What Winning Looks Like
Despite setbacks, the opt out strategy is continuing to gain momentum, and the movement is being joined by growing numbers of teachers and students across the country.
In many school districts, opting out even a small percentage of students from a given test can effectively invalidate an entire school’s test scores, thus denying corporate reformers the test score leverage they could otherwise use against a school, its teachers, parents, or students.

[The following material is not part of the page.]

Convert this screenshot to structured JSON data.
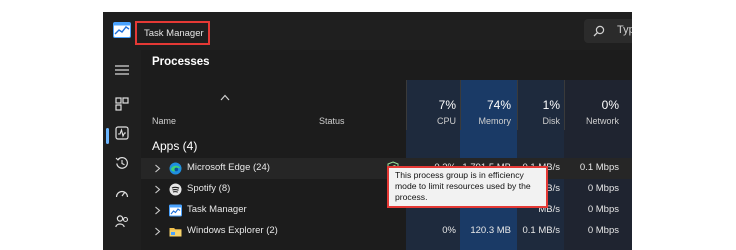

That small amount of disruption can be organized fairly simply, but it is especially powerful because it also hinders corporate reformers’ ability to realize their major goal: profit.
“Without the testing,” Rodriguez says, “there is no profit to be made.”
And without that bottom line driving testing and data collection, the hope is that teachers, students, and communities would be able to regain control of their schools.
“Once you throw a monkey wrench in the profit machine,” says Smith, “You’ll have to go back to the old ways, back when [education policy] was very local. It was very close to that individual teacher — with her individual students in her individual class room — who can identify the weaknesses and address them.” At the very least, she says, “it will certainly stop the pilfering and robbing of public schools dollars that are channeled to [corporate reformers]… at the expense of teachers, taxpayers, and children.”
It is the re-establishment of that local control that former Denver school board member Jeannie Kaplan, who attended the weekend’s gathering, is hoping to see coming out of the plans made during the UOO conference.
“We need to beat the power,” Kaplan said. “And that’s done by taking back our schools to have really local control. My priority is to put students, parents, and teachers together, that’s really how it happens.”
The gathering ended with a palpable sense of optimism and determination, crystallized in the closing remarks from Kacsh, who — invoking the words of Assata Shakur — reminded the crowd that “It is our duty to fight, and it is our duty to win.”
When asked what comes next, Smith and other UOO organizers responded that they have lots of organizing to get started on in Denver and across Colorado. They are prioritizing support for Colorado teachers, students, and parents who know something is wrong and want to stand up, even though they might be afraid, and are hoping it will encourage others around the country to join because they see that they are not alone.
“Our hopes from this weekend will be to get that nice strong model and to take that to other cities that need to be critically informed and become organized,” Smith stated. “Will we get push back? Yes, definitely. But we’re ready to stand up to it and take on the fight.”